Non finirà al Tar ma potrebbe finire in tribunale a colpi di querele la “querelle” sulla demolizione di Villa Abela a Siracusa. Caso che segue quello del “bar Astronave” nella piazza d’armi davanti al duecentesco Castello Maniace e che precede quello, già annunciato, del faro di Capo Murro di Porco concesso a un privato per farci un resort di lusso (prima si scriveva “a 5 stelle” ma adesso si rischia il fraintendimento).
Breve riassunto delle puntate precedenti. La villetta in questione, con relativo giardino, è stata venduta dai proprietari, eredi di Ciccio Abela, benestante siracusano che la fece costruire fra le due guerre, ad un costruttore molto noto in città, Massimo Riili, per farci delle palazzine. Sulla villa, che si trovava fra le Latomie dei Cappuccini e il mare (ma non a ridosso né delle latomie, né del mare), si è aperta una polemicona fra pezzi della società civile e giunta cittadina, con in testa l’assessore alla cultura Fabio Granata e l’imprenditore stesso con altra parte della società civile rimasta molto tiepida non annettendo alla villa un particolare valore artistico-monumentale e criticando il fatto che i “talebani” pro-Abela fossero in gran parte gli stessi che avevano difeso l’astronave del Maniace. Le ruspe sono state bloccate brevissimamente dalla neo-Soprintendente Donatella Aprile ma tosto sbloccate visto che la questione era stata già delibata da ben due soprintendenti (Giuseppe Voza e Bice Basile) che non avevano trovato elementi per vincolare la villa. E così la demolizione è cominciata.
Fabio Granata che non le manda mai a dire ha tuonato su Repubblica: “Sono indignato per la ferita vergognosa inferta a un luogo dell’anima, parte integrante di un paesaggio unico al mondo e sbigottito dal clima di omertà generale in cui tale vicenda si è consumata a differenza del clamore per il bar di piazza d’Armi al Castello Maniace.
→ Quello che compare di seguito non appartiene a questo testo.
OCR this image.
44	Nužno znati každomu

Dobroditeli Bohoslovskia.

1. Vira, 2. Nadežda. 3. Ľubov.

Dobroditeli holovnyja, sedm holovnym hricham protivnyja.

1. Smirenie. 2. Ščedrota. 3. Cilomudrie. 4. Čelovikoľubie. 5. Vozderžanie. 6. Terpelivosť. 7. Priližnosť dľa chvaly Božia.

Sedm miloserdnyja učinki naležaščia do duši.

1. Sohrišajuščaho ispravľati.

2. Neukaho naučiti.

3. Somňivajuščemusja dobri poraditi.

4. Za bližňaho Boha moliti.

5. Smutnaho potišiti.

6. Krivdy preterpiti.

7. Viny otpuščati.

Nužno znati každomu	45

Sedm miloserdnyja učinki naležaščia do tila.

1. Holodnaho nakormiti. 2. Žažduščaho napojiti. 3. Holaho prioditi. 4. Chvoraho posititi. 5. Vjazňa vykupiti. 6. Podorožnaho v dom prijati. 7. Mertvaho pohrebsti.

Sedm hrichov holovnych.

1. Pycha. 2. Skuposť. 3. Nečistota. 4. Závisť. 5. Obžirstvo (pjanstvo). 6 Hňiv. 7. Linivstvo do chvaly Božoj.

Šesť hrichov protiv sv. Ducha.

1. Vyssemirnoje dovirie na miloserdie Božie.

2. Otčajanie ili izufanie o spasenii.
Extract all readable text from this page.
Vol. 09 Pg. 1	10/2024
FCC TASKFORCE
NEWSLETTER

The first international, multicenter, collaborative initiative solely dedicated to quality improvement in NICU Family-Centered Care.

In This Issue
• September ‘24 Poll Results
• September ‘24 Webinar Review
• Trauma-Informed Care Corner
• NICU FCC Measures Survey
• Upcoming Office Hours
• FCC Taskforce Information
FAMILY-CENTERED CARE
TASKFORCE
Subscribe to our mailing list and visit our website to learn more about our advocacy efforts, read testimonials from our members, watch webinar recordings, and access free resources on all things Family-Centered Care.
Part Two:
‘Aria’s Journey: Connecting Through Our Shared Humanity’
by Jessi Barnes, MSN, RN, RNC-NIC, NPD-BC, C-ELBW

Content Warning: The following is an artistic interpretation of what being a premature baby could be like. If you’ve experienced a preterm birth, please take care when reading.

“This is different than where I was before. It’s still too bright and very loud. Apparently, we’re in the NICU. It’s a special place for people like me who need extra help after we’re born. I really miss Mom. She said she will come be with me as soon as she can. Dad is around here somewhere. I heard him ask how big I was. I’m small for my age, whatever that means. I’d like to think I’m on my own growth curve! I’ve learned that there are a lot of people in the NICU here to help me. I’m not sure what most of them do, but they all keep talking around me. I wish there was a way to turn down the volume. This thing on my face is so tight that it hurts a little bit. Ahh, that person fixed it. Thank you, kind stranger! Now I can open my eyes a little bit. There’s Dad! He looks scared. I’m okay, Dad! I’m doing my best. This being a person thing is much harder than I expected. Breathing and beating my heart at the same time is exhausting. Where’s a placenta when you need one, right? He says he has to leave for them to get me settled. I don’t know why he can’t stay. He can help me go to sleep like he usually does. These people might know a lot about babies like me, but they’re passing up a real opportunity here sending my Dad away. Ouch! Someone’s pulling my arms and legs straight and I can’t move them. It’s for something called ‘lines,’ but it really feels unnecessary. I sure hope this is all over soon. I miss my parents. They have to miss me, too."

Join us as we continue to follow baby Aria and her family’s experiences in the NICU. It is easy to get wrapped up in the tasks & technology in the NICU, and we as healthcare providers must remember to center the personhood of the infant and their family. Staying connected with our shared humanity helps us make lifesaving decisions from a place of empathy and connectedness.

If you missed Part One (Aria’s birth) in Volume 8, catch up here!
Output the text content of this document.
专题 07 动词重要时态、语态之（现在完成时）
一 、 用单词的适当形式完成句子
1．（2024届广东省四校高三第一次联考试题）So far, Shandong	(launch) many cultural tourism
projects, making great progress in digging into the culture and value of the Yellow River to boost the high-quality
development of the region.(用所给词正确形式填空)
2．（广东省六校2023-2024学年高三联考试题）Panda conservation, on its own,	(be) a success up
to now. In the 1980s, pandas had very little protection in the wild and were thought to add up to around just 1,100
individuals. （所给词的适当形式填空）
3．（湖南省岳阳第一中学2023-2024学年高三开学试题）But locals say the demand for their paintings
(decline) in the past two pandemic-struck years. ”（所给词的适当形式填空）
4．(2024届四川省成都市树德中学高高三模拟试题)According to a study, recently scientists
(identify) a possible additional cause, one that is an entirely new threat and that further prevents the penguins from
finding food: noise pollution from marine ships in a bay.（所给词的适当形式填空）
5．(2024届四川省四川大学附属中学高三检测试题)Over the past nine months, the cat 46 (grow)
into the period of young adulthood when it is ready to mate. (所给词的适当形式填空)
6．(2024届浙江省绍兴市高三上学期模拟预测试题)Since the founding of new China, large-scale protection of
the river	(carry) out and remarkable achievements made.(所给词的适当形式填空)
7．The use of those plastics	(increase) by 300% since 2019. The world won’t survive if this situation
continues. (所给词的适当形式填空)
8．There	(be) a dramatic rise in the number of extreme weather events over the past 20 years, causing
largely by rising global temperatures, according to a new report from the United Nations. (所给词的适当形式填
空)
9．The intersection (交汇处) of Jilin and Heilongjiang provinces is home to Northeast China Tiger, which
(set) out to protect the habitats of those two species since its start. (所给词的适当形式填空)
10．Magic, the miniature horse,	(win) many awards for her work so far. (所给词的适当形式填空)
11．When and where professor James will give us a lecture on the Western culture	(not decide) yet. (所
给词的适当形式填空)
Denuncio pubblicamente l’atteggiamento ondivago e contraddittorio degli enti preposti alla tutela del patrimonio, che hanno solo saputo “tutelare” le responsabilità pregresse e interne ai loro uffici”.
Ilare e provocatorio l’ingegner Riili che ha filmato il momento dell’abbattimento della torretta della villa l’ha postato su Facebook con sarcasmo: “Crolla Villa Abela… è scoppiata una Granata”. Con annesso emoticon raffigurante uno sberleffo.
Sui social imperversano i due partiti – pro e contro ruspe – che sulle macerie fumanti si insultano senza risparmio di lessico triviale. Granata afferma che Riili avrebbe addirittura chiesto la sua testa al sindaco. E, insomma, grande teatro fra chi sostiene che è stato inferto un vulnus all’anima della città e chi accusa la giunta di aver usato il caso di villa Abela come “arma di distrazione di massa” per far dimenticare il caso Maniace e, soprattutto, la spazzatura che invade ogni angolo della città. Ancora una volta al centro della polemica anche la Soprintendenza presente e quelle passate per la salvaguardia negata a suo tempo e tentata in extremis.
Il tutto attendendo ancora una volta il TAR di Catania che ha fissato per il 13 dicembre (festa di Santa Lucia, patrona di Siracusa) l’udienza per il ricorso del candidato Paolo Reale che ha chiesto l’annullamento del risultato delle amministrative per presunti errori/brogli nel conteggio dei voti. Quel giorno appresso alla Santa, in un blasfemo parallelo con la Boccadirosa del Faber, ci saranno il sindaco sacro e quello profano. Il TAR assegnerà poi gli aggettivi.